Miał ponad 1,5 promila alkoholu w organizmie i nie miał uprawnień do jazdy autem. 24-latek usłyszał dwa zarzuty, a sąd zdecydował, że najbliższe miesiące spędzi w areszcie.
Do pościgu ulicami Nysy doszło w piątkowe popołudnie. Policjanci kilka razy próbowali zatrzymać mężczyznę siedzącego za kierownicę bmw. W trakcie jednej z prób - według relacji funkcjonariuszy - omal nie doszło do potrącenia.
Wcześniej odebrano mu prawo jazdy
Policjanci musieli ratować się odskoczeniem na bok. Gdy w końcu udało im się zablokować auto, kierowca nie miał zamiaru z niego wyjść, musieli wybić szybę. - W pewnym momencie policjanci podbiegli do samochodu. Jeden wziął pałkę i walił nią w przednią szybę. Po kilku uderzeniach widocznie otworzył samochód - relacjonował jeden ze świadków zdarzenia.

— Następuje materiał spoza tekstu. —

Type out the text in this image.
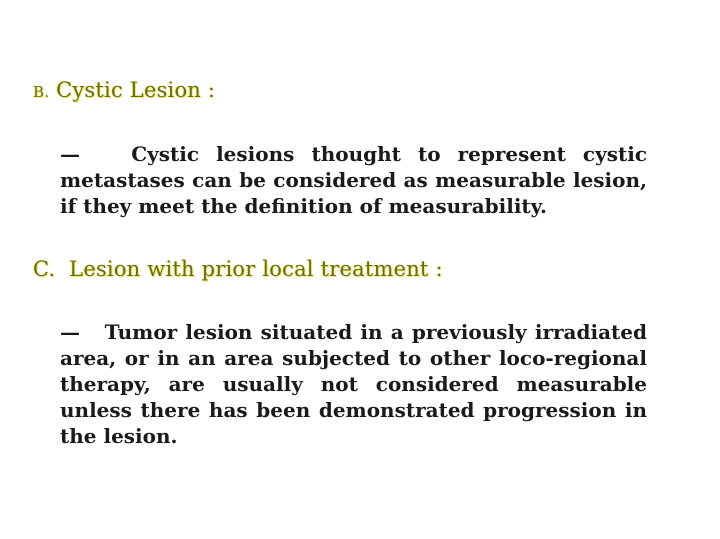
B. Cystic Lesion :
—	Cystic lesions thought to represent cystic metastases can be considered as measurable lesion, if they meet the definition of measurability.
C. Lesion with prior local treatment :
— Tumor lesion situated in a previously irradiated area, or in an area subjected to other loco-regional therapy, are usually not considered measurable unless there has been demonstrated progression in the lesion.
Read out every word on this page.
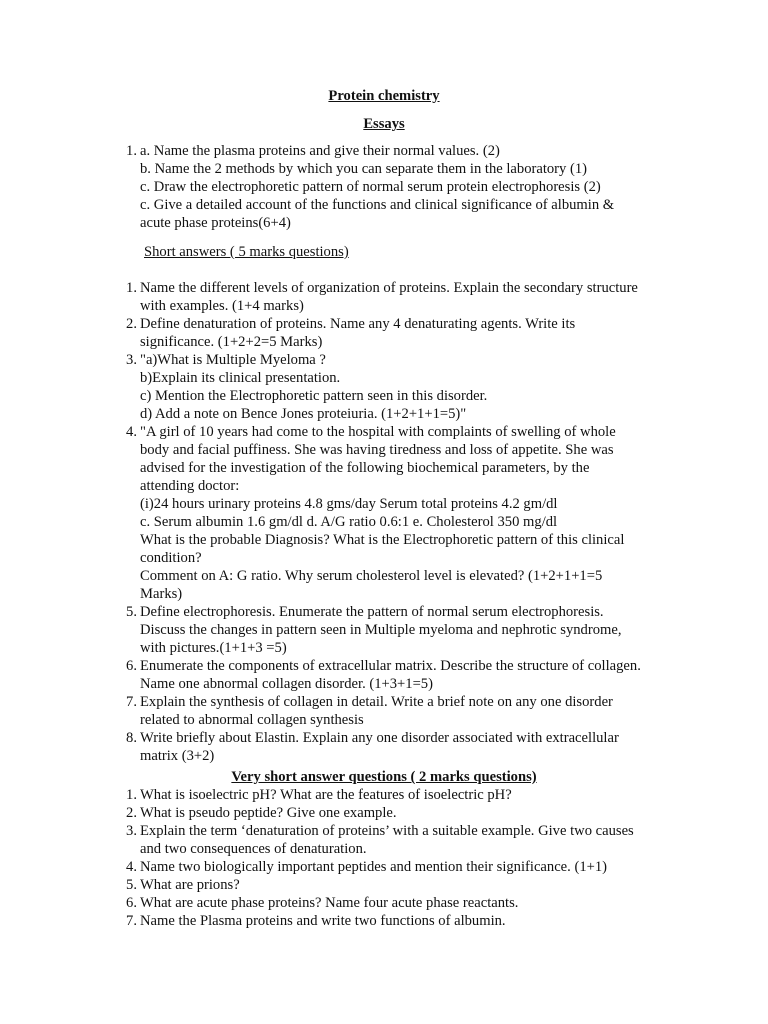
Protein chemistry
Essays
1. a. Name the plasma proteins and give their normal values. (2)
b. Name the 2 methods by which you can separate them in the laboratory (1)
c. Draw the electrophoretic pattern of normal serum protein electrophoresis (2)
c. Give a detailed account of the functions and clinical significance of albumin &
acute phase proteins(6+4)
Short answers ( 5 marks questions)
1. Name the different levels of organization of proteins. Explain the secondary structure
with examples. (1+4 marks)
2. Define denaturation of proteins. Name any 4 denaturating agents. Write its
significance. (1+2+2=5 Marks)
3. "a)What is Multiple Myeloma ?
b)Explain its clinical presentation.
c) Mention the Electrophoretic pattern seen in this disorder.
d) Add a note on Bence Jones proteiuria. (1+2+1+1=5)"
4. "A girl of 10 years had come to the hospital with complaints of swelling of whole
body and facial puffiness. She was having tiredness and loss of appetite. She was
advised for the investigation of the following biochemical parameters, by the
attending doctor:
(i)24 hours urinary proteins 4.8 gms/day Serum total proteins 4.2 gm/dl
c. Serum albumin 1.6 gm/dl d. A/G ratio 0.6:1 e. Cholesterol 350 mg/dl
What is the probable Diagnosis? What is the Electrophoretic pattern of this clinical
condition?
Comment on A: G ratio. Why serum cholesterol level is elevated? (1+2+1+1=5
Marks)
5. Define electrophoresis. Enumerate the pattern of normal serum electrophoresis.
Discuss the changes in pattern seen in Multiple myeloma and nephrotic syndrome,
with pictures.(1+1+3 =5)
6. Enumerate the components of extracellular matrix. Describe the structure of collagen.
Name one abnormal collagen disorder. (1+3+1=5)
7. Explain the synthesis of collagen in detail. Write a brief note on any one disorder
related to abnormal collagen synthesis
8. Write briefly about Elastin. Explain any one disorder associated with extracellular
matrix (3+2)
Very short answer questions ( 2 marks questions)
1. What is isoelectric pH? What are the features of isoelectric pH?
2. What is pseudo peptide? Give one example.
3. Explain the term ‘denaturation of proteins’ with a suitable example. Give two causes
and two consequences of denaturation.
4. Name two biologically important peptides and mention their significance. (1+1)
5. What are prions?
6. What are acute phase proteins? Name four acute phase reactants.
7. Name the Plasma proteins and write two functions of albumin.
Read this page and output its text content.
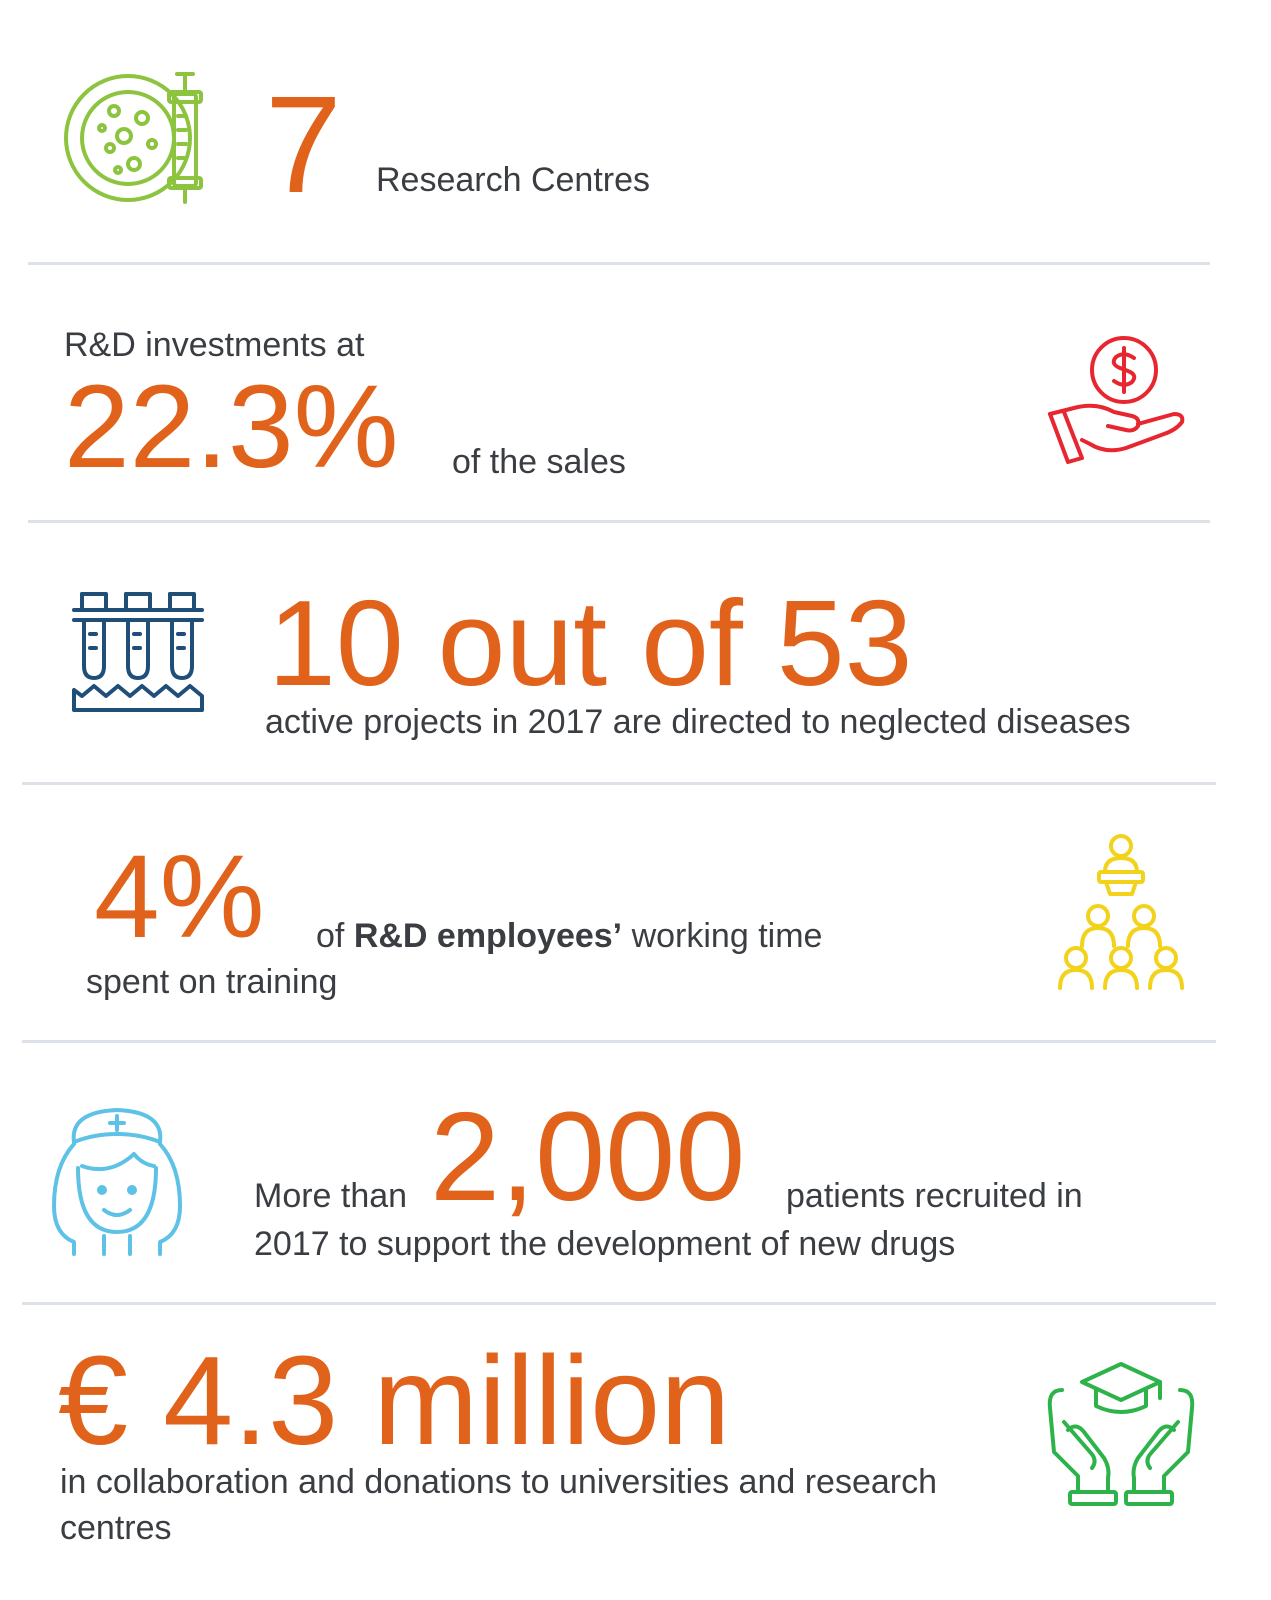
7 Research Centres
R&D investments at
22.3% of the sales
10 out of 53
active projects in 2017 are directed to neglected diseases
4% of R&D employees’ working time
spent on training
More than 2,000 patients recruited in
2017 to support the development of new drugs
€ 4.3 million
in collaboration and donations to universities and research
centres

Okazało się, że siedzący za kierownicą mężczyzna, to 24-letni mieszkaniec Wrocławia. Osoba, która już wcześniej miała problemy z prawem. Mężczyzna miał cofnięte uprawnienia do kierowania pojazdami. Co więcej, w trakcie ucieczki był pijany. Miał ponad 1,5 promila alkoholu w organizmie. Został zatrzymany.
Zarzuty i areszt
W niedzielę 24-latek usłyszał zarzuty. Odpowie za jazdę po pijanemu w warunkach recydywy. Odpowiadać ma też za czynną napaść na policjantów. Do tego jednak mężczyzna się nie przyznaje. Prokuratorzy zawnioskowali do sądu o zastosowanie wobec kierowcy bmw środka zapobiegawczego w postaci tymczasowego aresztowania.
W poniedziałek Sąd Rejonowy w Nysie przychylił się do wniosku prokuratury. To oznacza, że najbliższe trzy miesiące podejrzany spędzi za kratami.